Some of the houses had sleeping platforms or benches which were made from granite slabs, these were usually about 0.8m or 8″ high and were located either opposite the doorway or on the right-hand side of the house. Presumably the platform would be covered by a ‘mattress’ of heather, bracken or skins and today would be described as orthopaedic beds. There has also been suggestive evidence, although not much, of storage spaces in the form of recessed cupboards which were built into the internal walling, (Todd, 1987, p.122).
Some of the excavated huts have revealed what Butler (1997, pp. 136 -7) describes as ‘anvil stones’ which were small flat or upended slabs that had been embedded in the floor. The most feasible explanation of which is for use as a chopping block for breaking open bones or nuts and these were usually located in the centre of the house.
Over the years various people have tried to estimate how many people lived in these houses. With such a diversity of sizes it has been difficult to fix any sort of formula but it has been muted that in the larger huts of over 7m diameter it would be possible to accommodate four adults thus giving them 10 square metres of space each. Anything below this size probably was designed for two adults to live comfortably. By using this formula and measuring the majority of the known dwellings it has been estimated that the population of Dartmoor during the MBA was around 6,000 people. Although it must be remembered that some of these houses were for seasonal use during transhumance therefore the winter population would be lower, (Butler, pp.140 – 1).
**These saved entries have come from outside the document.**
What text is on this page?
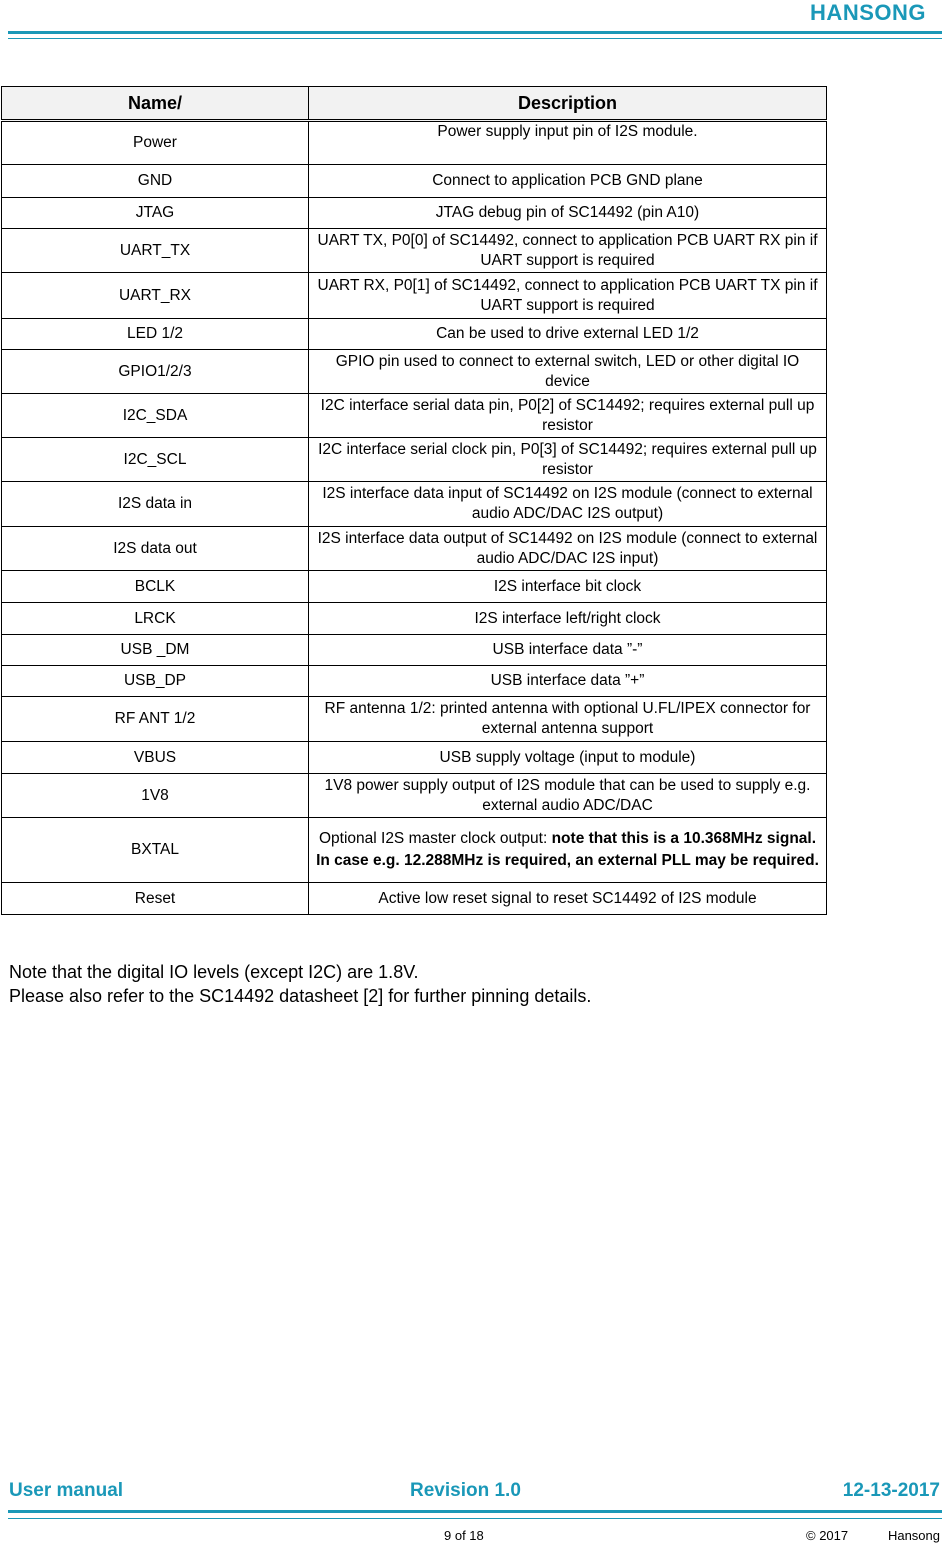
HANSONG
Name/	Description
Power	Power supply input pin of I2S module.
GND	Connect to application PCB GND plane
JTAG	JTAG debug pin of SC14492 (pin A10)
UART_TX	UART TX, P0[0] of SC14492, connect to application PCB UART RX pin if UART support is required
UART_RX	UART RX, P0[1] of SC14492, connect to application PCB UART TX pin if UART support is required
LED 1/2	Can be used to drive external LED 1/2
GPIO1/2/3	GPIO pin used to connect to external switch, LED or other digital IO device
I2C_SDA	I2C interface serial data pin, P0[2] of SC14492; requires external pull up resistor
I2C_SCL	I2C interface serial clock pin, P0[3] of SC14492; requires external pull up resistor
I2S data in	I2S interface data input of SC14492 on I2S module (connect to external audio ADC/DAC I2S output)
I2S data out	I2S interface data output of SC14492 on I2S module (connect to external audio ADC/DAC I2S input)
BCLK	I2S interface bit clock
LRCK	I2S interface left/right clock
USB _DM	USB interface data ”-”
USB_DP	USB interface data ”+”
RF ANT 1/2	RF antenna 1/2: printed antenna with optional U.FL/IPEX connector for external antenna support
VBUS	USB supply voltage (input to module)
1V8	1V8 power supply output of I2S module that can be used to supply e.g. external audio ADC/DAC
BXTAL	Optional I2S master clock output: note that this is a 10.368MHz signal. In case e.g. 12.288MHz is required, an external PLL may be required.
Reset	Active low reset signal to reset SC14492 of I2S module
Note that the digital IO levels (except I2C) are 1.8V.
Please also refer to the SC14492 datasheet [2] for further pinning details.
User manual	Revision 1.0	12-13-2017
9 of 18	© 2017	Hansong
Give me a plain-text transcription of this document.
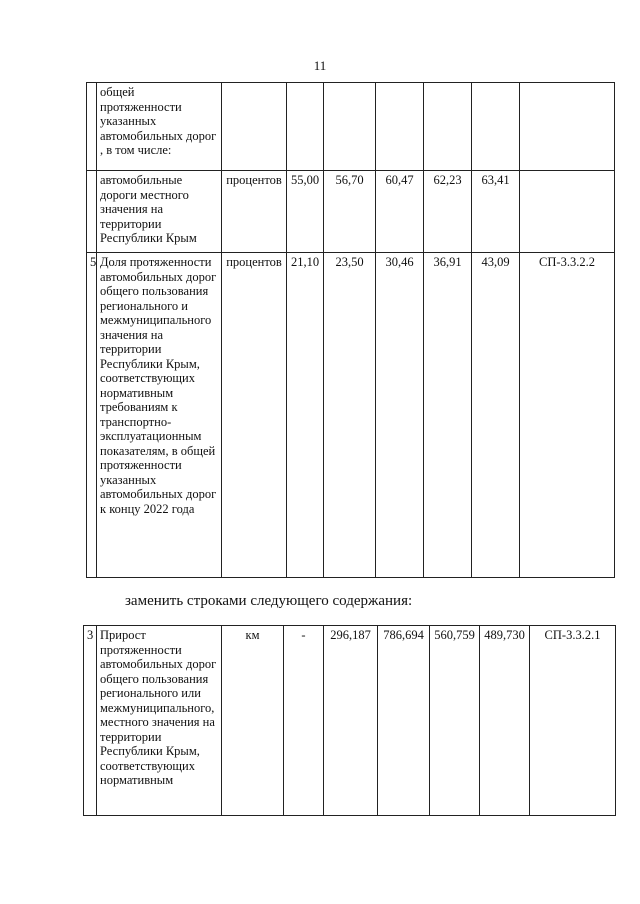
11
	общей протяженности указанных автомобильных дорог , в том числе:							
	автомобильные дороги местного значения на территории Республики Крым	процентов	55,00	56,70	60,47	62,23	63,41	
5	Доля протяженности автомобильных дорог общего пользования регионального и межмуниципального значения на территории Республики Крым, соответствующих нормативным требованиям к транспортно-эксплуатационным показателям, в общей протяженности указанных автомобильных дорог к концу 2022 года	процентов	21,10	23,50	30,46	36,91	43,09	СП-3.3.2.2
заменить строками следующего содержания:
3	Прирост протяженности автомобильных дорог общего пользования регионального или межмуниципального, местного значения на территории Республики Крым, соответствующих нормативным	км	-	296,187	786,694	560,759	489,730	СП-3.3.2.1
There is evidence that over the millennia the MBA roundhouses were re-occupied by later inhabitants or the structures were incorporated into other buildings such as the medieval farmstead at Houndtor. As with many of the relics of the Bronze Age a lot of the stone has been robbed to build field wall, roads, and other buildings which distorts any estimation of the numbers of roundhouses.
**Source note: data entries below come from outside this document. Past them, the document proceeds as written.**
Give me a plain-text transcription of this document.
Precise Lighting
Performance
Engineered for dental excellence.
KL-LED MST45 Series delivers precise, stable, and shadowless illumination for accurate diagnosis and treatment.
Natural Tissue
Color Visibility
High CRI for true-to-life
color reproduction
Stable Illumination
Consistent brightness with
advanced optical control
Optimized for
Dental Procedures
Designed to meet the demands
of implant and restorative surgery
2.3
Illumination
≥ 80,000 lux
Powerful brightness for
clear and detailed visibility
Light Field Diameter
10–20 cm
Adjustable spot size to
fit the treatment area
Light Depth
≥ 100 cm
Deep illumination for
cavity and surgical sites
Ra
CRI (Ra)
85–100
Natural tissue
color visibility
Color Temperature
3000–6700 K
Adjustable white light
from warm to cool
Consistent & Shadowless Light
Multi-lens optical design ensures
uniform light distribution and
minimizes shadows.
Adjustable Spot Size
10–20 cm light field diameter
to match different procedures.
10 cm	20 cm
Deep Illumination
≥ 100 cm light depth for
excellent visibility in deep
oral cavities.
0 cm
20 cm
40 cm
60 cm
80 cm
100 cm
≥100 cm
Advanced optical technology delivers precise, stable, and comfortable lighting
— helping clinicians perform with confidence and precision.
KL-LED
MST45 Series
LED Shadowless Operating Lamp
All in all I personally would love to live in such a dwelling, as noted above they are warm, insulated, cheap to build and have great views. Imagine, the original inhabitants didn’t have to worry about planning permission, council tax, insurance, access, estate agents, etc and even better when they got fed up they simply moved to different location and built another. The only costs incurred would have been time and once the agricultural work had been done there was plenty of that.
One interesting question that intrigues me is why the houses were round? Could it have been because the shape withstood the moorland weather better? or possibly some superstition? There are roundhouses in Cornwall that were built in fairly recent times and the tradition with these is that being round there were no corners for the Devil to hide in?
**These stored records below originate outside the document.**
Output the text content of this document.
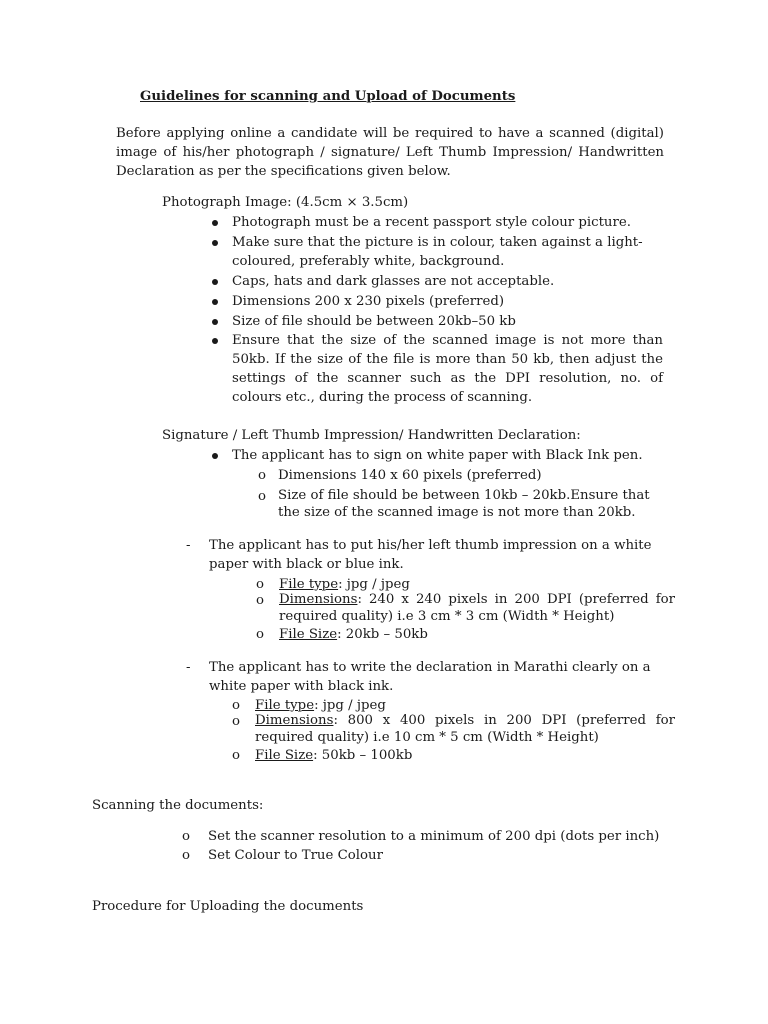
Guidelines for scanning and Upload of Documents
Before applying online a candidate will be required to have a scanned (digital) image of his/her photograph / signature/ Left Thumb Impression/ Handwritten Declaration as per the specifications given below.
Photograph Image: (4.5cm × 3.5cm)
Photograph must be a recent passport style colour picture.
Make sure that the picture is in colour, taken against a light-coloured, preferably white, background.
Caps, hats and dark glasses are not acceptable.
Dimensions 200 x 230 pixels (preferred)
Size of file should be between 20kb–50 kb
Ensure that the size of the scanned image is not more than 50kb. If the size of the file is more than 50 kb, then adjust the settings of the scanner such as the DPI resolution, no. of colours etc., during the process of scanning.
Signature / Left Thumb Impression/ Handwritten Declaration:
The applicant has to sign on white paper with Black Ink pen.
o Dimensions 140 x 60 pixels (preferred)
o Size of file should be between 10kb – 20kb.Ensure that the size of the scanned image is not more than 20kb.
- The applicant has to put his/her left thumb impression on a white paper with black or blue ink.
o File type: jpg / jpeg
o Dimensions: 240 x 240 pixels in 200 DPI (preferred for required quality) i.e 3 cm * 3 cm (Width * Height)
o File Size: 20kb – 50kb
- The applicant has to write the declaration in Marathi clearly on a white paper with black ink.
o File type: jpg / jpeg
o Dimensions: 800 x 400 pixels in 200 DPI (preferred for required quality) i.e 10 cm * 5 cm (Width * Height)
o File Size: 50kb – 100kb
Scanning the documents:
o Set the scanner resolution to a minimum of 200 dpi (dots per inch)
o Set Colour to True Colour
Procedure for Uploading the documents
Since writing this page an excavation of a hut circle has been undertaken at Bellever where some new information has been gather with regards to the construction of these dwellings – see HERE.
Butler, J. 1997 Dartmoor Atlas of Antiquities – Vol. V, Devon Books, Exeter.
Fox, A. 1973 South West England – 3,500BC – AD600, David & Charles, Newton Abbot.
Gerrard, S. 1997 Dartmoor, Batsford, London.
Todd, M. 1987 The South-West to AD1000, Longman, London.
Worth, R. H. 1988 Worth’s Dartmoor, David & Charles, Newton Abbot.